Key Findings: No Overall Benefit, Potential Harm in Specific Subgroup
Analysis of the 2,101 randomized participants – with a median age of 70 and nearly half being women (49.4%) – showed that MINS occurred in 17.0% of the ivabradine group compared to 15.1% in the placebo group. This difference was not statistically significant, with a relative risk (RR) of 1.12 and a 95% confidence interval (CI) of 0.92 to 1.37 (p=0.25).
Notably, a subgroup analysis revealed a concerning trend: ivabradine was associated with an increased risk of MINS among patients with a prior history of coronary artery disease (RR 1.49; 95% CI 1.03 to 2.16). This effect was not observed in patients without a history of coronary artery disease (RR 0.98; 95% CI 0.78 to 1.24).

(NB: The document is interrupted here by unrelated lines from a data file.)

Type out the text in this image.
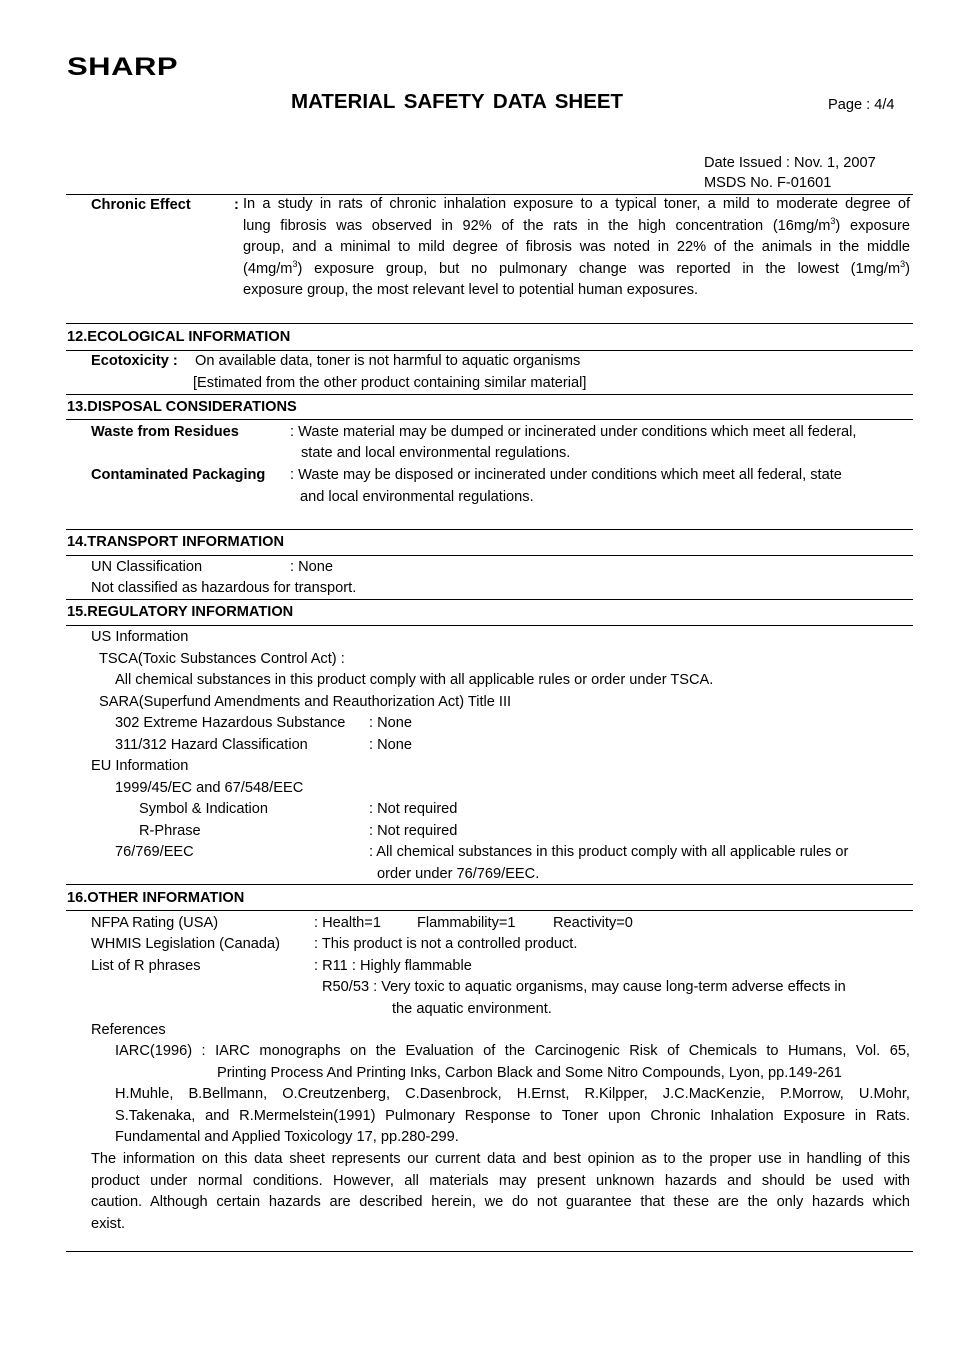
SHARP
MATERIAL SAFETY DATA SHEET	Page : 4/4
Date Issued : Nov. 1, 2007
MSDS No. F-01601
Chronic Effect	: In a study in rats of chronic inhalation exposure to a typical toner, a mild to moderate degree of
lung fibrosis was observed in 92% of the rats in the high concentration $(16mg/m^3)$ exposure
group, and a minimal to mild degree of fibrosis was noted in 22% of the animals in the middle
$(4mg/m^3)$ exposure group, but no pulmonary change was reported in the lowest $(1mg/m^3)$
exposure group, the most relevant level to potential human exposures.
12.ECOLOGICAL INFORMATION
Ecotoxicity : On available data, toner is not harmful to aquatic organisms
[Estimated from the other product containing similar material]
13.DISPOSAL CONSIDERATIONS
Waste from Residues	: Waste material may be dumped or incinerated under conditions which meet all federal,
state and local environmental regulations.
Contaminated Packaging : Waste may be disposed or incinerated under conditions which meet all federal, state
and local environmental regulations.
14.TRANSPORT INFORMATION
UN Classification	: None
Not classified as hazardous for transport.
15.REGULATORY INFORMATION
US Information
TSCA(Toxic Substances Control Act) :
All chemical substances in this product comply with all applicable rules or order under TSCA.
SARA(Superfund Amendments and Reauthorization Act) Title III
302 Extreme Hazardous Substance : None
311/312 Hazard Classification	: None
EU Information
1999/45/EC and 67/548/EEC
Symbol & Indication	: Not required
R-Phrase	: Not required
76/769/EEC	: All chemical substances in this product comply with all applicable rules or
order under 76/769/EEC.
16.OTHER INFORMATION
NFPA Rating (USA)	: Health=1 Flammability=1	Reactivity=0
WHMIS Legislation (Canada) : This product is not a controlled product.
List of R phrases	: R11 : Highly flammable
R50/53 : Very toxic to aquatic organisms, may cause long-term adverse effects in
the aquatic environment.
References
IARC(1996) : IARC monographs on the Evaluation of the Carcinogenic Risk of Chemicals to Humans, Vol. 65,
Printing Process And Printing Inks, Carbon Black and Some Nitro Compounds, Lyon, pp.149-261
H.Muhle, B.Bellmann, O.Creutzenberg, C.Dasenbrock, H.Ernst, R.Kilpper, J.C.MacKenzie, P.Morrow, U.Mohr,
S.Takenaka, and R.Mermelstein(1991) Pulmonary Response to Toner upon Chronic Inhalation Exposure in Rats.
Fundamental and Applied Toxicology 17, pp.280-299.
The information on this data sheet represents our current data and best opinion as to the proper use in handling of this
product under normal conditions. However, all materials may present unknown hazards and should be used with
caution. Although certain hazards are described herein, we do not guarantee that these are the only hazards which
exist.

Modest Heart Rate Reduction and Increased Bradycardia
While ivabradine did lower the average heart rate during surgery by 3.2 beats per minute compared to placebo, there was no significant difference in blood pressure between the two groups. However, clinically important bradycardia – a dangerously slow heart rate – was more common in the ivabradine group (RR 1.18; 95% CI 1.00 to 1.40).
“Heart-rate lowering was modest and the possible higher MINS incidence in patients with known coronary artery disease is contrary to our original hypothesis,” stated a led researcher involved in the study. “Further research is needed to establish a method to safely control the heart’s stress associated with noncardiac surgery.”
The findings underscore the complexity of managing cardiovascular risk during surgery and highlight the need for more targeted strategies to protect patients from MINS.